Milestone, Keamsellagh, Co. Galway
Co. Galway |
Transport Infrastructure
On the eastern verge of a quiet local road in Keamsellagh, a small limestone pillar stands just under a metre tall, its face worn to near-illegibility.
What can still be made out, if you look closely enough, is something like "Fro-" and "Galwa-", the ghost of an inscription that once told travellers they were eleven miles from Galway. The stone is easy to miss, and easier still to dismiss as a random field boundary remnant, but it is in fact a carefully dressed 18th-century milestone, trapezoidal in cross-section, with flat even faces and a narrow chamfer along the front margins.
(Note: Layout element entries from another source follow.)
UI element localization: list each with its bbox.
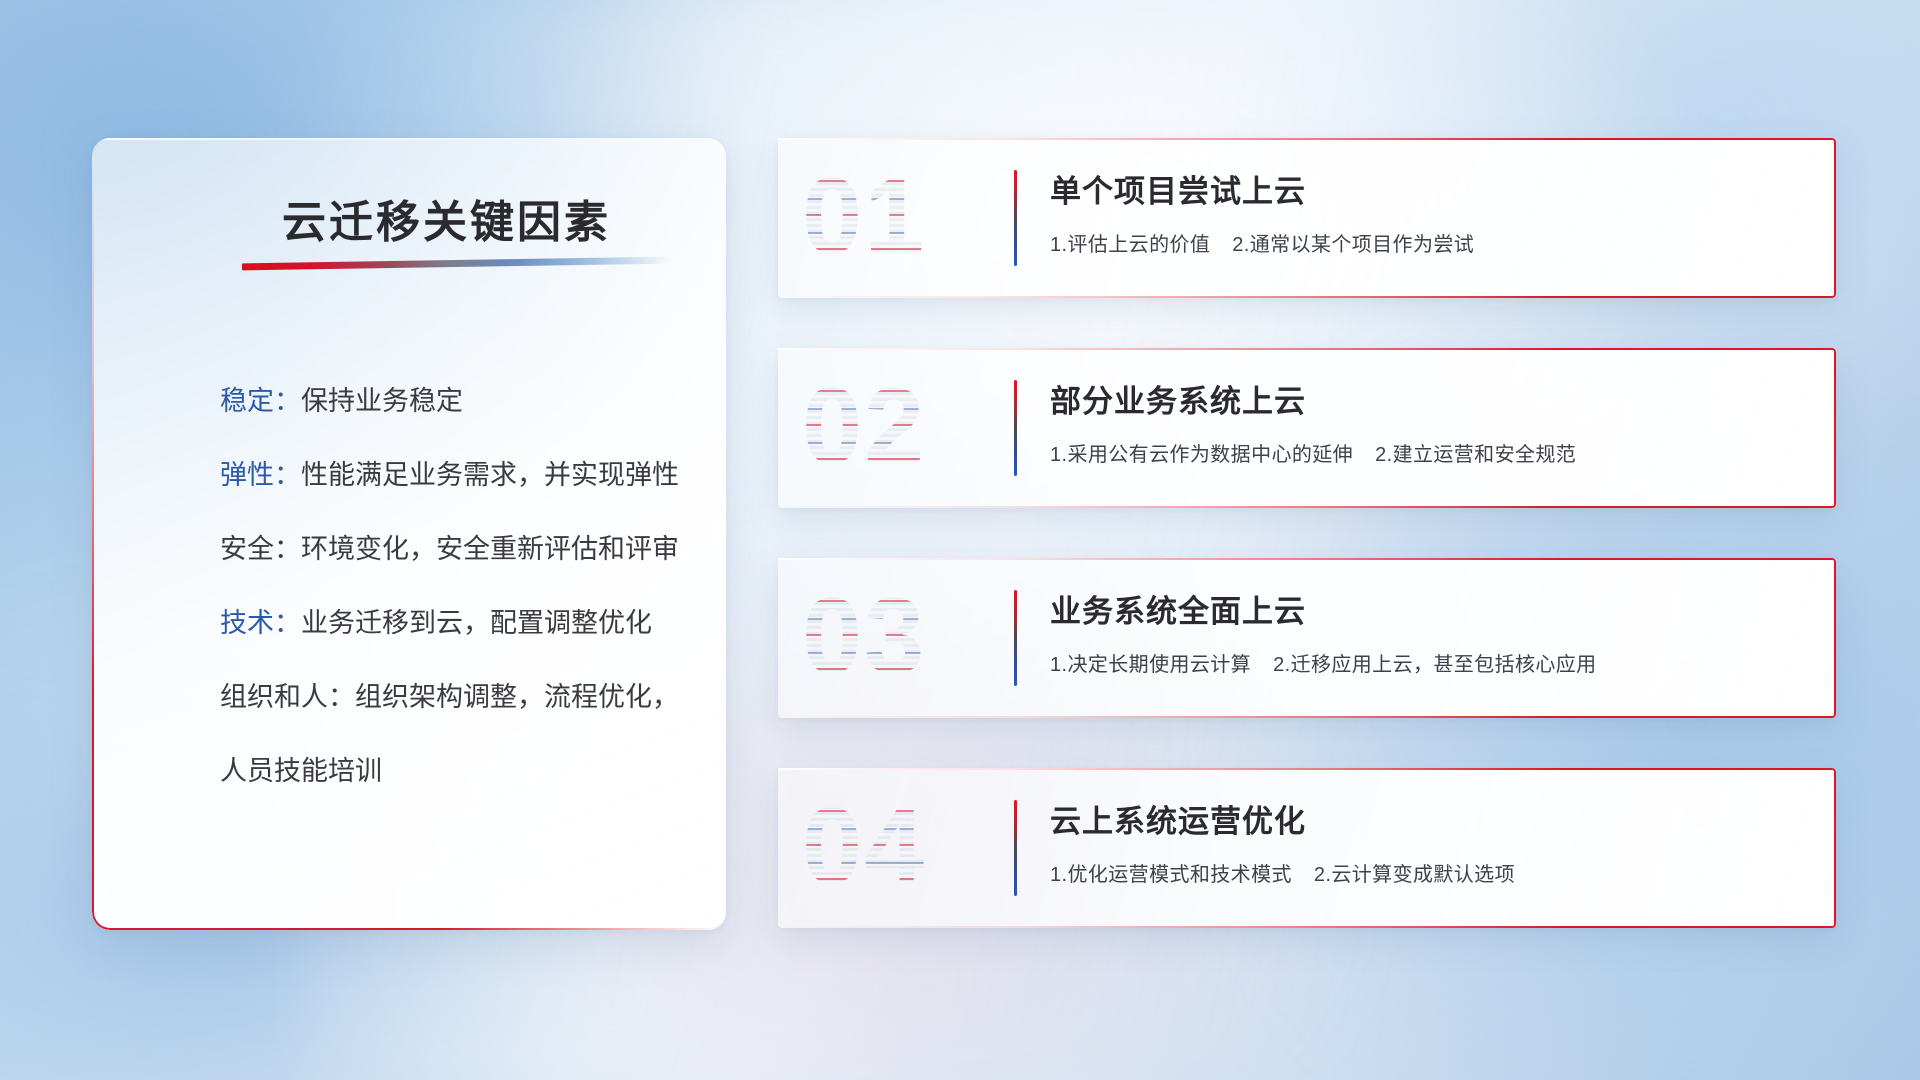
card-top-highlight: [778, 558, 1836, 560]
step-accent-bar: [1014, 800, 1017, 896]
step-desc-part-2: 2.通常以某个项目作为尝试: [1232, 234, 1474, 256]
factor-key: 技术：: [220, 608, 301, 638]
list-item-continuation: 人员技能培训: [220, 734, 690, 808]
factor-text: 组织架构调整，流程优化，: [355, 682, 679, 712]
card-top-highlight: [778, 138, 1836, 140]
list-item: 技术：业务迁移到云，配置调整优化: [220, 586, 690, 660]
factor-text: 保持业务稳定: [301, 386, 463, 416]
factor-key: 稳定：: [220, 386, 301, 416]
step-card[interactable]: 03 03 03 业务系统全面上云 1.决定长期使用云计算2.迁移应用上云，甚至…: [778, 558, 1836, 718]
step-desc-part-1: 1.优化运营模式和技术模式: [1050, 864, 1292, 886]
step-accent-bar: [1014, 380, 1017, 476]
step-desc-part-1: 1.采用公有云作为数据中心的延伸: [1050, 444, 1353, 466]
step-number: 02: [802, 356, 982, 496]
step-description: 1.采用公有云作为数据中心的延伸2.建立运营和安全规范: [1050, 438, 1576, 467]
list-item: 组织和人：组织架构调整，流程优化，: [220, 660, 690, 734]
step-desc-part-2: 2.建立运营和安全规范: [1375, 444, 1576, 466]
card-top-highlight: [778, 768, 1836, 770]
factor-key: 弹性：: [220, 460, 301, 490]
factor-key: 组织和人：: [220, 682, 355, 712]
list-item: 安全：环境变化，安全重新评估和评审: [220, 512, 690, 586]
factor-key: 安全：: [220, 534, 301, 564]
list-item: 弹性：性能满足业务需求，并实现弹性: [220, 438, 690, 512]
key-factors-card: 云迁移关键因素 稳定：保持业务稳定 弹性：性能满足业务需求，并实现弹性 安全：环…: [92, 138, 726, 930]
step-desc-part-1: 1.决定长期使用云计算: [1050, 654, 1251, 676]
step-accent-bar: [1014, 170, 1017, 266]
step-number: 01: [802, 146, 982, 286]
step-title: 云上系统运营优化: [1050, 796, 1306, 841]
step-card[interactable]: 04 04 04 云上系统运营优化 1.优化运营模式和技术模式2.云计算变成默认…: [778, 768, 1836, 928]
list-item: 稳定：保持业务稳定: [220, 364, 690, 438]
step-number: 04: [802, 776, 982, 916]
factor-text: 性能满足业务需求，并实现弹性: [301, 460, 679, 490]
step-desc-part-2: 2.迁移应用上云，甚至包括核心应用: [1273, 654, 1596, 676]
step-description: 1.决定长期使用云计算2.迁移应用上云，甚至包括核心应用: [1050, 648, 1597, 677]
card-top-highlight: [92, 138, 726, 140]
step-title: 单个项目尝试上云: [1050, 166, 1306, 211]
factor-text: 业务迁移到云，配置调整优化: [301, 608, 652, 638]
step-card[interactable]: 01 01 01 单个项目尝试上云 1.评估上云的价值2.通常以某个项目作为尝试: [778, 138, 1836, 298]
step-title: 业务系统全面上云: [1050, 586, 1306, 631]
step-desc-part-1: 1.评估上云的价值: [1050, 234, 1210, 256]
step-accent-bar: [1014, 590, 1017, 686]
migration-steps-list: 01 01 01 单个项目尝试上云 1.评估上云的价值2.通常以某个项目作为尝试…: [778, 138, 1836, 928]
step-description: 1.评估上云的价值2.通常以某个项目作为尝试: [1050, 228, 1474, 257]
step-description: 1.优化运营模式和技术模式2.云计算变成默认选项: [1050, 858, 1515, 887]
title-gradient-divider: [242, 257, 672, 271]
step-desc-part-2: 2.云计算变成默认选项: [1314, 864, 1515, 886]
factor-text: 环境变化，安全重新评估和评审: [301, 534, 679, 564]
card-top-highlight: [778, 348, 1836, 350]
step-card[interactable]: 02 02 02 部分业务系统上云 1.采用公有云作为数据中心的延伸2.建立运营…: [778, 348, 1836, 508]
page-title: 云迁移关键因素: [282, 186, 611, 250]
step-title: 部分业务系统上云: [1050, 376, 1306, 421]
key-factors-list: 稳定：保持业务稳定 弹性：性能满足业务需求，并实现弹性 安全：环境变化，安全重新…: [220, 364, 690, 808]
step-number: 03: [802, 566, 982, 706]
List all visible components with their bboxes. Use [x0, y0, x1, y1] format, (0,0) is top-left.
The Ordnance Survey knew it well enough to mark it simply as "M.S." on their 1933 six-inch map.
The milestone belongs to a group of nine that once punctuated the Old Galway Road between Gort and Galway, a route that pre-dates the modern road network and whose markers have been the subject of specialist research by the Ardrahan Heritage Group. Milestones of this kind were typically erected by Grand Jury order in the 18th century, when improving road infrastructure and standardising distances became a practical concern for commerce and administration across Ireland. This particular example is a well-made piece of work: the limestone has been properly dressed, the faces are flat and even, and the trapezoidal form, wider at the back than the front, would have given it stability in the ground. Time and weathering have done considerable damage to the crown and upper front face, a process called spalling, where surface layers of stone flake away under frost, moisture, and exposure, gradually erasing exactly the information the stone was made to preserve.
The nine surviving milestones along this corridor represent a relatively rare intact sequence, and this one, sitting quietly in its grassy verge, retains enough of its original form to be recognisable for what it is. The partially legible inscription, reconstructed as "11 from Galway", places it with reasonable confidence at what would have been the eleventh mile marker on the old road.